Inflation readings have ticked up since the start of the year. Prices were up 3.5 percent in March from a year ago, according to the latest consumer price index (CPI), moving away from the Fed’s 2 percent target.
“In recent months, there has been a lack of further progress toward the Committee’s 2 percent inflation objective,” the FOMC said.
The Fed has a dual mandate to keep inflation low and maximize employment, and the FOMC is not yet confident the economy is coming in for the rare “soft landing,” when the economy slows enough to bring down inflation without triggering a recession.
While many economists predicted a recession at the start of last year, the U.S. economy has proved remarkably resilient. The economy added 303,000 jobs last month, beating expectations, and the jobless rate has remained below 4 percent for the longest stretch since the late 1960s.
But gross domestic product (GDP) growth fell short of expectations during the first quarter of the year, slowing to a 1.6 percent annualized gain from blockbuster 4.9 percent annualized growth during the third quarter of 2023.
High borrowing costs have also weighed heavily on Americans.
The cost of buying a home has hit an all-time high, in part because of high mortgage rates and low housing supply.
Total household debt also hit $17.5 trillion in the fourth quarter of 2023, including $1.13 trillion in credit card debt, according to the New York Fed’s most recent Quarterly Report on Household Debt and Credit, which also showed delinquency rates for all debt except student loans were on the rise.
“The Fed’s high interest rates are exacerbating our housing crisis while doing nothing to tackle the high prices that remain. Meanwhile, sky-high borrowing costs have pushed household debt to an all-time high and delinquencies are rising,” said Rakeen Mabud, chief economist at the progressive Groundwork Collaborative and a former Treasury Department staffer.
“The Fed is failing families struggling to get by and failing to bring down inflation. Chair Powell should move to cut rates,” Mabud added.
The politically independent Fed has been under pressure from both sides of the aisle as it weighs when and if to cut interest rates.
Dozens of progressive Democratic lawmakers have called on the central bank to cut rates, noting the burden of high interest rates on Americans. Former President Trump, the presumptive Republican nominee who nominated Powell for the top job during his first term, accused the lifelong Republican chair of being “political” and suggested he would cut rates to benefit Democrats in the upcoming election.
Biden, who nominated Powell for a second term when he took office, is battling negative perceptions of how he’s handled the economy and inflation.

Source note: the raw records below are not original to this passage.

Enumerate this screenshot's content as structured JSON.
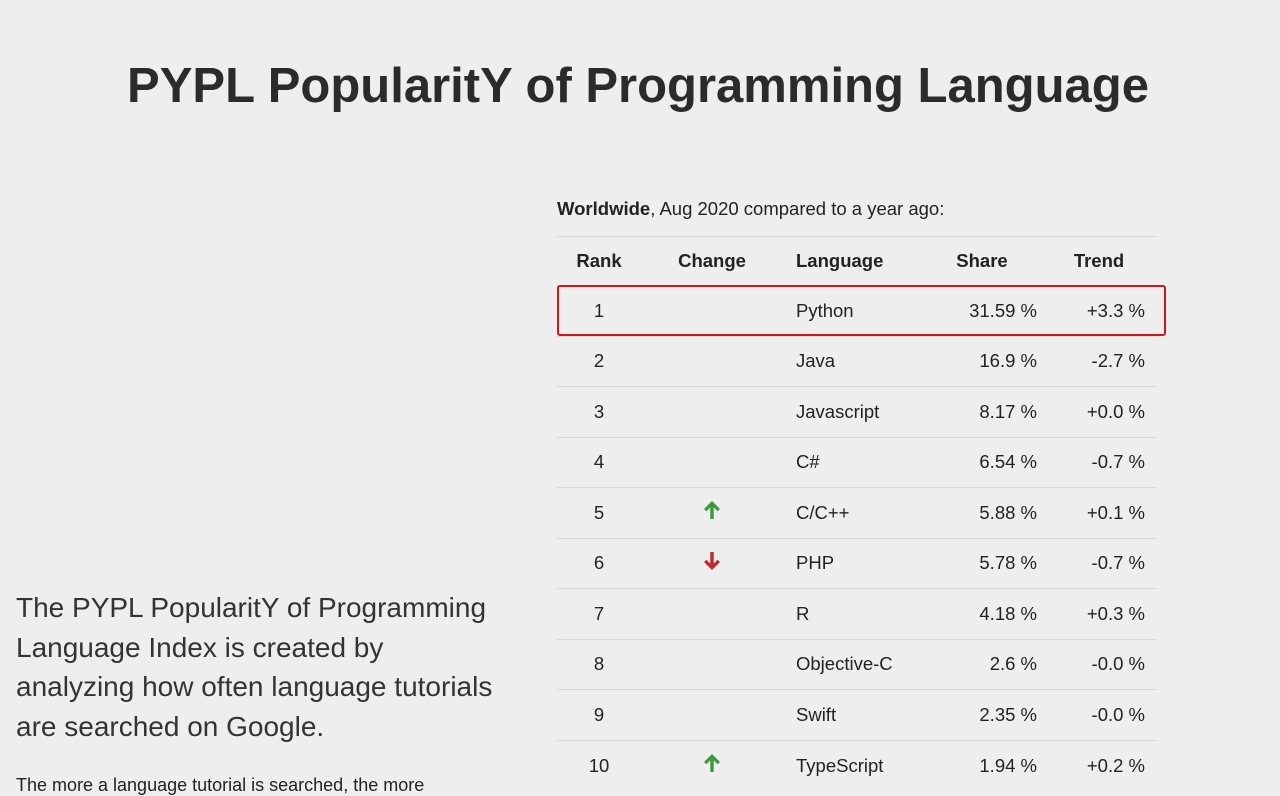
{
  "page": {
    "title": "PYPL PopularitY of Programming Language",
    "intro": "The PYPL PopularitY of Programming Language Index is created by analyzing how often language tutorials are searched on Google.",
    "more": "The more a language tutorial is searched, the more"
  },
  "caption": {
    "region": "Worldwide",
    "rest": ", Aug 2020 compared to a year ago:"
  },
  "table": {
    "headers": {
      "rank": "Rank",
      "change": "Change",
      "language": "Language",
      "share": "Share",
      "trend": "Trend"
    },
    "rows": [
      {
        "rank": "1",
        "change": "",
        "language": "Python",
        "share": "31.59 %",
        "trend": "+3.3 %"
      },
      {
        "rank": "2",
        "change": "",
        "language": "Java",
        "share": "16.9 %",
        "trend": "-2.7 %"
      },
      {
        "rank": "3",
        "change": "",
        "language": "Javascript",
        "share": "8.17 %",
        "trend": "+0.0 %"
      },
      {
        "rank": "4",
        "change": "",
        "language": "C#",
        "share": "6.54 %",
        "trend": "-0.7 %"
      },
      {
        "rank": "5",
        "change": "up",
        "language": "C/C++",
        "share": "5.88 %",
        "trend": "+0.1 %"
      },
      {
        "rank": "6",
        "change": "down",
        "language": "PHP",
        "share": "5.78 %",
        "trend": "-0.7 %"
      },
      {
        "rank": "7",
        "change": "",
        "language": "R",
        "share": "4.18 %",
        "trend": "+0.3 %"
      },
      {
        "rank": "8",
        "change": "",
        "language": "Objective-C",
        "share": "2.6 %",
        "trend": "-0.0 %"
      },
      {
        "rank": "9",
        "change": "",
        "language": "Swift",
        "share": "2.35 %",
        "trend": "-0.0 %"
      },
      {
        "rank": "10",
        "change": "up",
        "language": "TypeScript",
        "share": "1.94 %",
        "trend": "+0.2 %"
      }
    ]
  },
  "icons": {
    "up": "arrow-up-icon",
    "down": "arrow-down-icon"
  },
  "colors": {
    "background": "#eeeeee",
    "up_arrow": "#3a9a3a",
    "down_arrow": "#c0282b",
    "highlight_border": "#d0161c"
  }
}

A recent CNN poll found 65 percent of voters said the economy is extremely important as they consider who they will vote for in the presidential election, up from 40 percent in 2020 and 46 in 2016. But Biden’s approval rate on the economy is just 34 percent, the poll found, and only 29 percent of voters approve of how he has handled inflation.
The CNN poll found Biden trails Trump by 6 percent, although an analysis of nearly 700 national polls by The Hill/Decision Desk HQ shows the incumbent is trailing his predecessor by less than one point.